Students who have gone through the Columbia experience often say it is one of their favorite parts of the program. “I loved being a part of a vibrant learning community among such great classmates,” adds Zochowski. “Every lunch period on class weekends, I invariably found myself choosing between great programming options often organized and driven by my fellow MBA colleagues. I just attended a small working lunch hosted by the Bernstein Center Leadership and Ethics Board on pay equality and the challenges faced by diverse groups in the workplace.”
The most common question applicants have, according to Blanco, is ‘Can I do this?’ “What is great is we have a tremendous word of mouth,” she says. “Applicants have spoken to other people who have come out successfully and who loved the experience. The expectations today are slightly different. It used to be, ‘If I don’t leave EMBA with that job from X consulting firm, I failed.’ We are seeing less of that now, and it is refreshing. People want to be more creative about what will be next for them and what this investment represents.”
More than half of EMBA students change jobs within their industry or move to something completely different after doing the program, says Blanco. Columbia’s Career Management Center offers students one-on-one coaching, advice on internal job search strategies, workshops on everything from interviewing skills to résumé preparation, self-assessments, job postings, and résumé databases.

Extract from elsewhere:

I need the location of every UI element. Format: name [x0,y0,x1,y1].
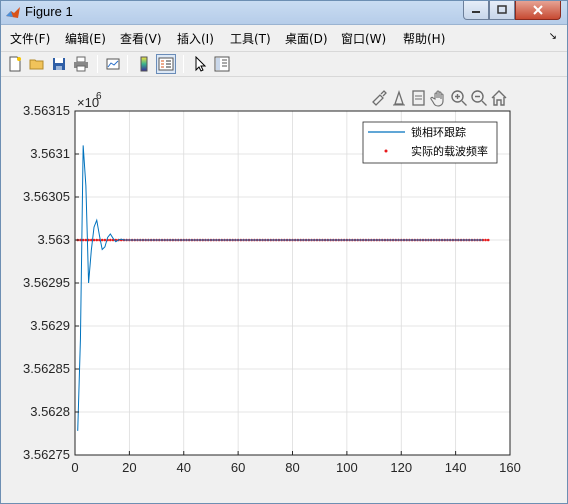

“To get the best return on investment in a full-time MBA,” maintains Blanco, “you want to go to the best program you can get into because that is where the recruiters are going to be looking. And the same is true in the EMBA space. If you want to make this investment, you want to make it in the highest quality program you can find. Because that is going to bring the best professors and the best students, you should get the best quality that you can afford.”